FROM THE SENIOR EDITORS: Your World Is Too Small

Would your kids like this world map?” my friend Steve asked the plumber. Steve and Kathy were redecorating.

“That map?” the plumber chuckled and shook his head. “No, my kids’ world is all mapped out. The video store, the 7-Eleven, school, home. That’s their map.”

Does that sound familiar? The office, church, the mall, the gym … . In the confusing world of the 1990s, with multiple cultures and multiple religions, some evangelicals are drawing small maps and staying within fixed boundaries.

Others go to the opposite extreme, muddling cultures and faiths.

“Well, I don’t want to be racially prejudiced,” they argue, “so I can’t judge Muslims, can I?”

The virus of universalism spreads silently through our churches like an epidemic.

How should we relate to the people of other religions who appear on our maps-both world maps and city maps?

THE PIOUS MUSLIM

I have been blessed by people of various faiths. From Buddhists, for example, I have learned to be more sensitive to suffering and paradox. From Confucianists I have learned to pay attention to my roots. And I have learned more of the value of courtesy. With animists I have seen that the supernatural permeates every area of life. Muslims have awed me by their reverence for God, their prayer-surrounded life, their emphasis that faith must be expressed publicly, and their focus on ethics.

It was the Muslim representative who spoke up in support of prayer in schools in a recent public forum in Seattle. God the Creator should be honored every day in school, he argued: Couldn’t we agree on that?

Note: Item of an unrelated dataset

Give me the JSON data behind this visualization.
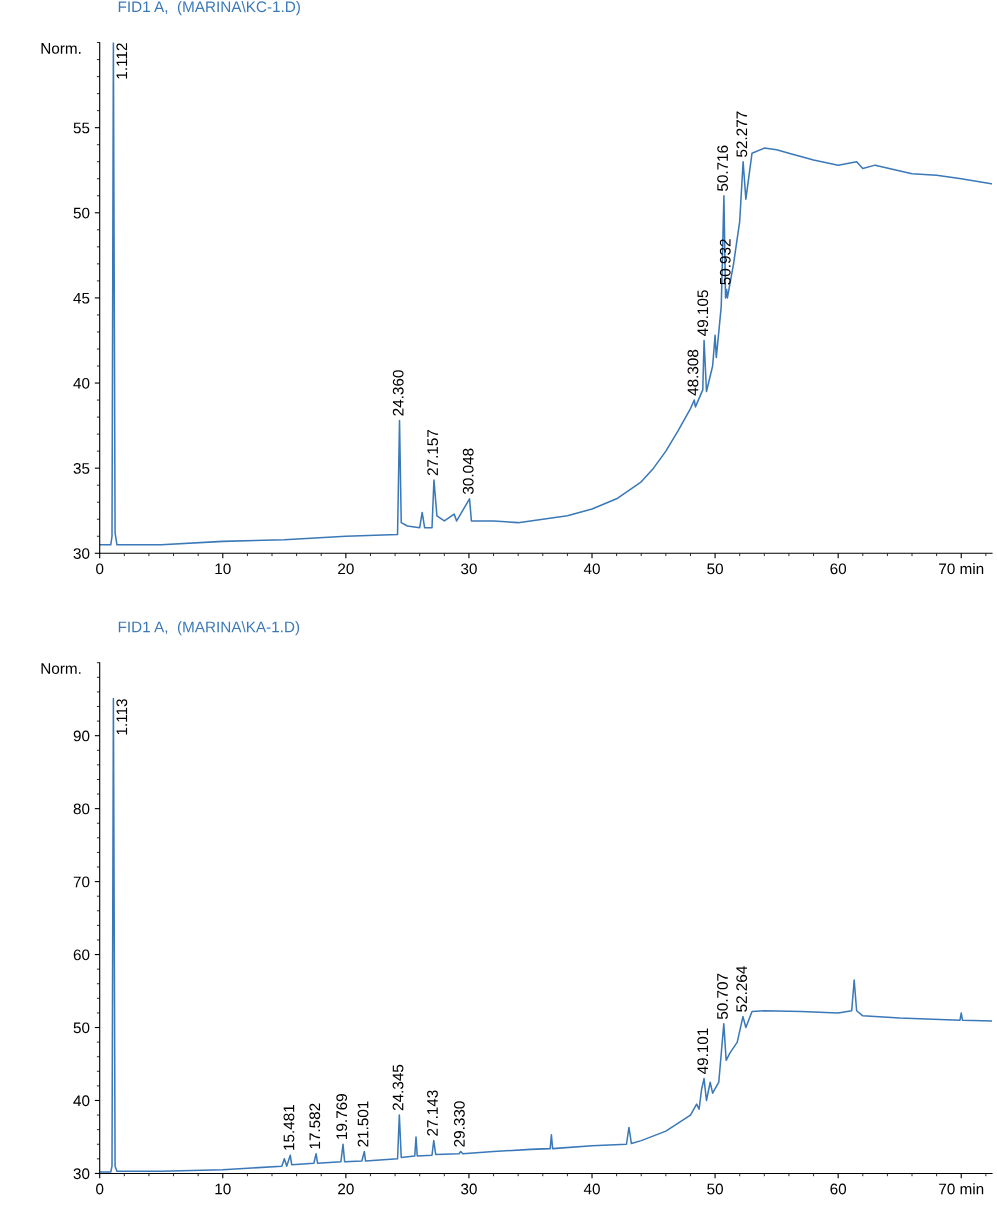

There are beautiful qualities in these religions. And yet, in the end, if a faith does not lead to God in Christ, it is missing something right at the core. If it does not lead to God taking on a human body to show us what he is like, if it does not lead to God entering our pain as he did when Jesus died, if it does not lead to God giving us the power to start over again, as when Jesus rose from the dead, then no matter how beautiful the faith, it is sadly incomplete

Great religious leaders often have taught profound principles. Yet neither Confucius nor Buddha nor the Prophet Muhammad have much to say to people who are hurting. It is God in Christ who takes on our pain. As one poet mused:

The other gods were strong, but you were weak,

They rode, but you stumbled to Your throne.

To our wounds, only a wounded God can speak

And not a God has wounds but You alone.

What God does is in a class by itself. The radical combination of qualities that make up his character is unique in the universe. So, while we may delight in the beauties of other religions, we also mourn the way they distract people from the Lord Jesus, the world’s only Savior.

But we need not fear these other religions. They are parts of cultural heritages that are gifts of God. In God’s ecology, not only spotted owls and Amazon rain forests matter, but also culturally distinct kindreds and tribes and peoples. Yes, cultures are made by sinners. Still, those sinners are in God’s image. Cultures, then, are not only arenas for idolatry and exploitation but also treasure chests of symbols for exuberant expression of the image of God. And even religions show traces of those treasures.

Neither universalism nor defensiveness will do. We must learn to be knowledgeably appreciative of cultures and faiths, and also graciously articulate about the Lord Jesus Christ. In that spirit, let’s spread out our maps.